First of all, what is the meaning of Zuk? Well, it’s hard to tell because Zuk is not a dictionary word and Cheng has never explained it publicly. According to my search, Zuk is a Polish name meaning “beetle”. Urban Dictionary probably gives us the best hint: zero. In explaining the Zuk culture, the company’s website mentions Zuk as being the beginning of everything.
In creating the brand Zuk, Cheng (常程) applied their new branding strategy of domain name first. This is in sharp contrast with the traditional wisdom of working on the brand name itself first. What was the actual process in creating Zuk? Unfortunately, Cheng has not given away any details. However, I’ll volunteer and try to reverse engineer the Zuk brand. Cheng’s team probably started off with a set of criteria on domain names, as follows:
- “beginning” or “new” message
- global brand (Pinyin less likely)
- .com, of course
- one word (so no acronym or numeric)
- up to 3 letters
- $1m budget
They applied the criteria to narrow domain names available down to a short list of candidates. Then they studied each of the candidates and their branding possibility. Finally, they picked the best domain name + brand within the budget, and secured the domain ownership. The brand Zuk was born.

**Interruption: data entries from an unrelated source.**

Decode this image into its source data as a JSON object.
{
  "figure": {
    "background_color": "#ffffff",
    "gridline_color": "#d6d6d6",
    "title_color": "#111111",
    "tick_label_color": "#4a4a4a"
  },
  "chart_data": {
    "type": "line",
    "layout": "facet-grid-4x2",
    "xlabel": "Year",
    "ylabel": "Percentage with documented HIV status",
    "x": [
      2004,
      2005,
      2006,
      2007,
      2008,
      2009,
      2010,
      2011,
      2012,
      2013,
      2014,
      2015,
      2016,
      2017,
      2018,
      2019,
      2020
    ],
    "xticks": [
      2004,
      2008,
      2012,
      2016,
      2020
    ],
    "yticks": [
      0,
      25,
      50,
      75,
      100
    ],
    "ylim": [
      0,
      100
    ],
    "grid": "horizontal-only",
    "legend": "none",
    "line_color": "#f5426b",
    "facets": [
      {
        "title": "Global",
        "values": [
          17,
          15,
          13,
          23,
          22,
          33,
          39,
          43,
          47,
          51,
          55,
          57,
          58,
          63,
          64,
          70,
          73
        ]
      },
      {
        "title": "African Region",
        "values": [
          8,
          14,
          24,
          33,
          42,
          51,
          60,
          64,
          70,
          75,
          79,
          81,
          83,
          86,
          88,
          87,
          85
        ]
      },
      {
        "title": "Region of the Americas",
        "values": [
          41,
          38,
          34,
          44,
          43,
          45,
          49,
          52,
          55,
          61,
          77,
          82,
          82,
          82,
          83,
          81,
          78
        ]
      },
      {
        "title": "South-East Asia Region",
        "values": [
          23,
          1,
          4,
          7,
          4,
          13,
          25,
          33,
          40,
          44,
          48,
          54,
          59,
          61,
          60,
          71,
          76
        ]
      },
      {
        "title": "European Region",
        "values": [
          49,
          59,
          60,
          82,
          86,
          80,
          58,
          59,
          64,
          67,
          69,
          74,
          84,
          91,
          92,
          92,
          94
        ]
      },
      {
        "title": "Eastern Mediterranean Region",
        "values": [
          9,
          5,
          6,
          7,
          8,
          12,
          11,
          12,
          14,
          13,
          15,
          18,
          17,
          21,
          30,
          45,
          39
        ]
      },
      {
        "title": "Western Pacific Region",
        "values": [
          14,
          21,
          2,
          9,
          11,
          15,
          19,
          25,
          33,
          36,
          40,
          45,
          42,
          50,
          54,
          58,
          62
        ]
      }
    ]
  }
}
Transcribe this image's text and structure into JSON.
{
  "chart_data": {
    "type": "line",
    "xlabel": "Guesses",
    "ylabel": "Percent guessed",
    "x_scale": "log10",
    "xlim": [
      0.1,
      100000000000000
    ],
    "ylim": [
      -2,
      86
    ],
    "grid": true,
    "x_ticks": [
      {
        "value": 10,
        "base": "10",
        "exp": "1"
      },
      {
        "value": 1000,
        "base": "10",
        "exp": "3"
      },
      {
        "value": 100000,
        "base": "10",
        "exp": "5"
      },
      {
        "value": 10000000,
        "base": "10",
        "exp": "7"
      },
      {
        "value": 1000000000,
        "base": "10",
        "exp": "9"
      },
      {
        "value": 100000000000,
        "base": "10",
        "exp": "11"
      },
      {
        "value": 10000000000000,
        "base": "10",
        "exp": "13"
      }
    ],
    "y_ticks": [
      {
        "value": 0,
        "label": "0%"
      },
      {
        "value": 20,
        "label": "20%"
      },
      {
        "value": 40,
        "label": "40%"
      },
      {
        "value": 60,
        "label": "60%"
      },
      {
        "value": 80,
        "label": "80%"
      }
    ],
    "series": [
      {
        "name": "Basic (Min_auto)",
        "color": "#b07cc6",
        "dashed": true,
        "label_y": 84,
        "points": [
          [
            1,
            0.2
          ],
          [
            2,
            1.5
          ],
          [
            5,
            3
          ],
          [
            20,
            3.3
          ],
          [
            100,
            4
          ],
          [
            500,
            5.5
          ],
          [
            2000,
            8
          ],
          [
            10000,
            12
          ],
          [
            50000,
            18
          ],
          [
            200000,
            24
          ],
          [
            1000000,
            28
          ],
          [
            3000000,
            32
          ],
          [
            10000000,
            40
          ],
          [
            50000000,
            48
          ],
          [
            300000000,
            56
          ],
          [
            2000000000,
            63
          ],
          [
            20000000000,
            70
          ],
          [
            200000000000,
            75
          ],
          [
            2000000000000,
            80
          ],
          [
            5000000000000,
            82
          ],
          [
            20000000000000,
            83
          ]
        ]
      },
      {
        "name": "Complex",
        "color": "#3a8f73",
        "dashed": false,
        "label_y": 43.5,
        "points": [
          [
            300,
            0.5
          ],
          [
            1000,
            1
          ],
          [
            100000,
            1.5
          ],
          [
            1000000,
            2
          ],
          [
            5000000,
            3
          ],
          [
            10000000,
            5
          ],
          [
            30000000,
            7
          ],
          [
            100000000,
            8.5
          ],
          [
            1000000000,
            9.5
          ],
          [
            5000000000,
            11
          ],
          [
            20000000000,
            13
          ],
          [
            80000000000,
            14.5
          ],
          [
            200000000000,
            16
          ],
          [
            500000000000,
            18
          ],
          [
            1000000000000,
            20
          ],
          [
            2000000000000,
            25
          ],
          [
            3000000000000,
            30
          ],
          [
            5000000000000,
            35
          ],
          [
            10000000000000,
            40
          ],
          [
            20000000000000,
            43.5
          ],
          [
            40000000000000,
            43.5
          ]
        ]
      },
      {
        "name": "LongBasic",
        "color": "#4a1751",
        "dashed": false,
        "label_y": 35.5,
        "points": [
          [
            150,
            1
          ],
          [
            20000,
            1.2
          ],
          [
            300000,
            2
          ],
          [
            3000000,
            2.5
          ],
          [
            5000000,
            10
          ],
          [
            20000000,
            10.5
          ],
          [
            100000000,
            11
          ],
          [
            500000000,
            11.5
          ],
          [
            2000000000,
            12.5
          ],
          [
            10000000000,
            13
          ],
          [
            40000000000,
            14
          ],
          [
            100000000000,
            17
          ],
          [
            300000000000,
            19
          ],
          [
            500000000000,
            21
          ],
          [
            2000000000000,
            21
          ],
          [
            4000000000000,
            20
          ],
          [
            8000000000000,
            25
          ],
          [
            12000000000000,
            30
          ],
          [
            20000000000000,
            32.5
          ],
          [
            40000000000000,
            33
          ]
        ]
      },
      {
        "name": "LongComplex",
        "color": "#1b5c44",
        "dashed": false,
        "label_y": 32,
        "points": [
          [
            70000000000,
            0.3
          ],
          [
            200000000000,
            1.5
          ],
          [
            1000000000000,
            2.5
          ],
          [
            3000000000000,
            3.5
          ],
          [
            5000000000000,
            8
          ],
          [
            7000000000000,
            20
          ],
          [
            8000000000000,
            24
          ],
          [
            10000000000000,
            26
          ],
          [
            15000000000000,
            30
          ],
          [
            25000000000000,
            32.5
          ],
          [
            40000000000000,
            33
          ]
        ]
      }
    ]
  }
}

What is the implication to domain investors? Domain names are no longer just addresses in the digital world. They are taking center stage in any new business. A domain name has become part of a brand, and a brand cannot stand unless the matching domain name can be secured. The long-term outlook of domain names is very bright. Short, meaningful domain names on mainstream extensions (.com and .cn) will continue to increase in their values in China.
PS1: Zuk is becoming an umbrella brand. Recently Moto (remember Motorola?) was moved under Zuk.
PS2: Zuk.com was sold for $7k to an investor in China in 2011. In the following year, it was again sold to another Chinese investor for $54k (360k yuan). In 2015, the price was over $1m when Lenovo/ShenQi bought it. The rise is truly spectacular!